The employees are trying to stop the scheduled closing of that facility in September, which would put more than 300 people out of work.
“It’s sort of an informal group,” Johnson said. “They want to sit down and get an update on where we are and what we thing, and what we have nailed down so far. That should be a great meeting.”
One union representative from ORV, Daryl Wynn, will testify before the House Finance Committee.
“We will be trying to find out what he learns or what happens with his experience as well,” Johnson said.
Employees were informed March 15 of the closing by representatives from the Department of Youth Services.
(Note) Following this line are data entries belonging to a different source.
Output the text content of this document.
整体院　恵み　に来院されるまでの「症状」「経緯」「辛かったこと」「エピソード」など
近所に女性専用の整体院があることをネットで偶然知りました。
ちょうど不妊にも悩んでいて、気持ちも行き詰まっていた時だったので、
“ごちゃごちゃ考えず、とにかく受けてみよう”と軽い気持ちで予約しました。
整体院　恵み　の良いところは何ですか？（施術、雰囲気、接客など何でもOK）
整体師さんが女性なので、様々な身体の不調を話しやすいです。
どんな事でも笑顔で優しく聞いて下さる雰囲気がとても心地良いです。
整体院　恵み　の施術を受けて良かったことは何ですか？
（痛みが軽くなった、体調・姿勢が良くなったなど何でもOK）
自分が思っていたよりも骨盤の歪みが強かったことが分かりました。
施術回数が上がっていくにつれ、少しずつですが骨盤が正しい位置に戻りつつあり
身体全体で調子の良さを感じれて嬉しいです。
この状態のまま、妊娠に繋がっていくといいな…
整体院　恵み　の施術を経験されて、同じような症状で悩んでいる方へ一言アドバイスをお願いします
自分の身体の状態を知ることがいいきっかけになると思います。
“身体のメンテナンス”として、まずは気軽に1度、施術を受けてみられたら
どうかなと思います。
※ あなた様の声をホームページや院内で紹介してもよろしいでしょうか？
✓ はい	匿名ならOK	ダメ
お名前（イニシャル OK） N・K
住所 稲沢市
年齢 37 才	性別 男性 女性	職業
“The DYS budget for the next biennium will be reduced by nine percent or approximately $41 million if you’re looking at our general revenue funds excluding debt service,” said Andrea Kruse, public information officer with the Ohio DYS. “So we intend to close the Ohio River Valley facility, due to the reduction in funding, coupled with the continued decline of the DYS facility population.”
Kruse said the Ohio River Valley Juvenile Correctional Facility currently houses 119 youth offenders, which reflects a 50 percent reduction since 2007.
Since that announcement, several government agencies have protested because ORV is the state’s newest, most efficient and most secure facility.
A rally protesting the closing brought about 600 people out on a Saturday afternoon to hear several speakers including Johnson.
Chairman of the Scioto County Commissioners Tom Reiser said he believes the state should, instead of closing the Franklin Furnace center, be bringing more youthful offenders to that location.